Aim: To screen mutations in the melanocortin 4 receptor (MC4R) in obese and normal-weight Chinese children and adolescents.
Methods: Three hundred Chinese children and adolescents, including 200 obese and 100 healthy non-obese individuals, were evaluated. The coding region of the MC4R gene was amplified by polymerase chain reaction (PCR) and sequenced.
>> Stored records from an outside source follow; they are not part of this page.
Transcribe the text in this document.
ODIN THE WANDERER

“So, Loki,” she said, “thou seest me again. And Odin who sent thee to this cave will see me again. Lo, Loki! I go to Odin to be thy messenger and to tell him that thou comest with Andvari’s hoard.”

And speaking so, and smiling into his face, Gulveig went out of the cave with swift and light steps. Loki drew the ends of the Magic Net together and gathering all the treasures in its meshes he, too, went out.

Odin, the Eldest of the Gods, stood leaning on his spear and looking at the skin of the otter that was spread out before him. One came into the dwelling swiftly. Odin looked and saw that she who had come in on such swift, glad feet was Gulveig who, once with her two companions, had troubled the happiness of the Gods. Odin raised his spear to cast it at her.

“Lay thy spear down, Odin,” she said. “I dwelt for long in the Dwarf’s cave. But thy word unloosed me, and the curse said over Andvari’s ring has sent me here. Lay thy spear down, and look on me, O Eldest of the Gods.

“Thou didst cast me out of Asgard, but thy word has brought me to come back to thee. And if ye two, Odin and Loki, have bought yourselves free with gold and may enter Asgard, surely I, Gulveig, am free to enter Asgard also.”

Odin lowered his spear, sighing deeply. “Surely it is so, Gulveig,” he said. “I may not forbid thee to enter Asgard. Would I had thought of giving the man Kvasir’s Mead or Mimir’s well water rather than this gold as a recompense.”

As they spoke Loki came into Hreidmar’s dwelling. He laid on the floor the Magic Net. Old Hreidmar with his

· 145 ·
Results: In obese individuals, we detected two novel heterozygous non-synonymous mutations (c.496G>A, resulting in Val166Ile; c.929G>A, resulting in Arg310Lys) and a novel heterozygous non-sense mutation (c.831T>A, resulting in a premature stop codon Cys277Stop). In both obese individuals and controls, a novel heterozygous non-synonymous mutation (c.68T>G, resulting in Leu23Arg, 0.5 and 1%, respectively) and the Val103Ile polymorphism (c.307G>A, 3 and 2%, respectively) were found. There was no difference in alanine aminotransferase (ALT), aspartate aminotransferase (AST), triglyceride (TG), cholesterol (CHOL) and whole body insulin sensitivity index (WBISI) between obese individuals with and without mutation. The prevalence for heterozygous MC4R mutations was 1.5% in the obese.
Conclusions: Two novel heterozygous non-synonymous mutations (Val166Ile; Arg310Lys) and a novel heterozygous non-sense mutation (Cys277Stop) were detected in Chinese obese individuals. Leu23Arg variant might be a polymorphism in the Chinese population. There were no differences between clinical and biochemical profiles in the heterozygous mutations and the wild type.